Emissions trading scheme will increase assets in energy industry
Many assets owned by electricity utilities will appreciate in value by more than 90% with the introduction of the forthcoming European Union-wide cap-and-trading system for greenhouse gas emissions, according to a new study.
There will be losers, however, says ICF Consulting, the firm that carried out the research, with a devaluing of less efficient fossil fuel power stations. The study examined a number of different scenarios to examine the scale of risks and gains.

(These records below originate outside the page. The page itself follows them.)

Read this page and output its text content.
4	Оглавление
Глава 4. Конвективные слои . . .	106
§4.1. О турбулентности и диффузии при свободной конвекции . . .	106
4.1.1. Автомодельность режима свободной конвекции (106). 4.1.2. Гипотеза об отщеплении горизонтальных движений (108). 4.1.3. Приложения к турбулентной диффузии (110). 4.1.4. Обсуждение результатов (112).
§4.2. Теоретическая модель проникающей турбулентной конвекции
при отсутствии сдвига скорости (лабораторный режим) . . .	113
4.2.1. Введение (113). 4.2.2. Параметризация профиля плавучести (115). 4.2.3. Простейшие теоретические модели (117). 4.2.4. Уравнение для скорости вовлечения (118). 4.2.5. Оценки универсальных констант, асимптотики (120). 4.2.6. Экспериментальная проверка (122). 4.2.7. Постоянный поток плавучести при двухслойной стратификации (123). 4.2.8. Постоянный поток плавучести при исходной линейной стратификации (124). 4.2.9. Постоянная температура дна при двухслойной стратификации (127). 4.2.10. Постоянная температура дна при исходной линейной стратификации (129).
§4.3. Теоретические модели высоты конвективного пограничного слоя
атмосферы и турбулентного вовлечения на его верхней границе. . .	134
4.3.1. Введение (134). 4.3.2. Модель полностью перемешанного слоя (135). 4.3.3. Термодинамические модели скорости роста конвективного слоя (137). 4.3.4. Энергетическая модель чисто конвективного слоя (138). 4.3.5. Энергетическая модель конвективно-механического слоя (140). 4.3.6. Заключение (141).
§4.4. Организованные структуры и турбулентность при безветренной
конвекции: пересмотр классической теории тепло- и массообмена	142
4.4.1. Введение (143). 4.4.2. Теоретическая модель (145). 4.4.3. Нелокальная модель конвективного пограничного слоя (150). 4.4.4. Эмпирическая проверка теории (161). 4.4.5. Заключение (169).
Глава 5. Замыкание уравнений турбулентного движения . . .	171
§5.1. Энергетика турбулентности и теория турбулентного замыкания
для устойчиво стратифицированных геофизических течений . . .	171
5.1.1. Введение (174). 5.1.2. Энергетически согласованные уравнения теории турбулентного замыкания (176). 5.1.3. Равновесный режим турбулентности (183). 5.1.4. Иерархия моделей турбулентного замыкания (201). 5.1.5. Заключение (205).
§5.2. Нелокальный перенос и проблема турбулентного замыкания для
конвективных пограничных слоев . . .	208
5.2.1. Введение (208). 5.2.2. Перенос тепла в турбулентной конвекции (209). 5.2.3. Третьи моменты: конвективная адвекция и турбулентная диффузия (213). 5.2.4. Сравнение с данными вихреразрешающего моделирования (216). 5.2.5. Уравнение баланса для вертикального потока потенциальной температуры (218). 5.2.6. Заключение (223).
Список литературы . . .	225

“The introduction of greenhouse gas emissions constraints into the European power sector will have the most dramatic impact on the industry since the single market was launched,” said Simon Allen, President of ICF Consulting Europe. Emission constraints will accelerate the shift to natural gas from other fossil fuel alternatives in many regions, and will improve the value of existing gas-fired assets by more than 90% in many cases, predicts Allen.
“In the short term, coal-fired plants in a number of countries may benefit from the forecast upward trend in wholesale electricity prices arising from the internalisation of the value of greenhouse gas emissions,” he admitted. However, in the longer term, inefficient coal-fired plants will be at risk, so that by 2010 more than 38 gigawatts may be forced into early retirement.
Abyd Karmali, ICF Consulting’s Director of European Climate Change Services recommends that players in the European power sector should become engaged in discussions on how member states should allocate greenhouse gas emission allowances. “Our analysis demonstrates that each company has significant value at stake under different regulatory and emissions market development scenarios,” he said.